Carnival of Tarazona de la Mancha
Italy has a long Carnival tradition. For example, the first recorded evidence of the Venetian Carnival dates back to 1268. The most famous carnivals of Italy are those held in Venice, Cento, Viareggio, Ivrea, Acireale, Gambettola, and Satriano. Another well-known Italian carnival is takes place in Tarazona de la Mancha. The Carnival of Tarazona de la Mancha has some features that distinguish it from other carnival celebrations.

The roots of the Carnival of Tarazona arguably date back to the Middle Ages. Miguel de Cervantes mentioned festivities in the area in his famous book Don Quixote. The Ordinance for Good Municipal Government (1899) addressed many Carnival-related issues including costumes and masks.

The Carnival of Tarazona originally lasted three days, but since 1985 it has been a six-day celebration. It begins on the Thursday before Ash Wednesday (the first day of Lent) and ends on Shrove Tuesday. Ash Wednesday used to be celebrated in the past, but the closing ceremony known as the Sardine Burial was discontinued in 1989.

Although the Carnival begins on Thursday, the official opening speech is delivered on Carnival Saturday from the balconies of the Town Hall at the main square of Tarazona. Each year a different carnival troupe is in charge of the speech.

The Carnival of Tarazona features numerous street processions which traditionally pass through the entire town and end up in the Plaza Mayor (central square). There are organized processions that feature official carnival troupes and have a fixed route as well as informal processions that anyone can join.
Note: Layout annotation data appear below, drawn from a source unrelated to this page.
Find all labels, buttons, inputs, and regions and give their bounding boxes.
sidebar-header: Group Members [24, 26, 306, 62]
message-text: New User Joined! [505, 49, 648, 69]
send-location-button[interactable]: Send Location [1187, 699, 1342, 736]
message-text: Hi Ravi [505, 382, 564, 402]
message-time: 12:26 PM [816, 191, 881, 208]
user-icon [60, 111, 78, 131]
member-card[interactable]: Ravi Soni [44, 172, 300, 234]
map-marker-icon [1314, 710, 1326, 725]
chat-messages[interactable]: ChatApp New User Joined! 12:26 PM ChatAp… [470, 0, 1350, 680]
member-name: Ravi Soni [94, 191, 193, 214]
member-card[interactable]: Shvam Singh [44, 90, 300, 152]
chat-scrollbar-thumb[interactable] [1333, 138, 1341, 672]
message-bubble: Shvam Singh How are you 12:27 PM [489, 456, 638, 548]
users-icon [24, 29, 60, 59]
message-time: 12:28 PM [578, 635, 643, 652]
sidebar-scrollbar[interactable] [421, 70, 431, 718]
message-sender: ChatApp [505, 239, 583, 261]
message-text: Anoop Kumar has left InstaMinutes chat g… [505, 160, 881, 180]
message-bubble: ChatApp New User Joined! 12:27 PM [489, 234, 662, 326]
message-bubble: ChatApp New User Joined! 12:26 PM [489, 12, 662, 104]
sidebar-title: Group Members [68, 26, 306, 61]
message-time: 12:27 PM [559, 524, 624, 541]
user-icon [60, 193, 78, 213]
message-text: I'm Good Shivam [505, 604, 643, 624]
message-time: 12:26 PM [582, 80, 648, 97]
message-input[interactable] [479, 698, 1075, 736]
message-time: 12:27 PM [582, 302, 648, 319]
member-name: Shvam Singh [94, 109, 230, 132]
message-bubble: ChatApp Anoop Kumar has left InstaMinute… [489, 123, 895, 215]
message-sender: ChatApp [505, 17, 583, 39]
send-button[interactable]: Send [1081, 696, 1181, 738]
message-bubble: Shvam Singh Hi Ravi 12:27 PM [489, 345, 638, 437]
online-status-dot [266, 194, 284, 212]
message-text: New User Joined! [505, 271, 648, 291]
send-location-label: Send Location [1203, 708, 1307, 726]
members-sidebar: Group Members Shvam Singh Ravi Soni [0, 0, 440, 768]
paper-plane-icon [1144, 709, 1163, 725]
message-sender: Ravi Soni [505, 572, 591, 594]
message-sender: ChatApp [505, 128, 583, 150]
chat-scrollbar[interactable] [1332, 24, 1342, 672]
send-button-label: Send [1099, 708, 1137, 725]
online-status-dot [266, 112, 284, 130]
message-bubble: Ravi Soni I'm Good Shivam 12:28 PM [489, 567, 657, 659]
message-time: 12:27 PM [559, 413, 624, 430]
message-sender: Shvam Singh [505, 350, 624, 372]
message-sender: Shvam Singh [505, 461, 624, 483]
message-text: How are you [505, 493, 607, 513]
The main highlights of the Carnival are the children’s parade held on Shrove Monday, the Women’s Carnival Day celebrated on Shrove Tuesday, and the Sunday parades. The program also includes masquerade balls, parties and other events

The Carnival of Tarazona is famous for its traditional disguise called mascaruta. It consists of a shoebox with a bed sheet draped over it. Revelers put mascarutas on their heads and hit each other with fly swatters (mosqueros).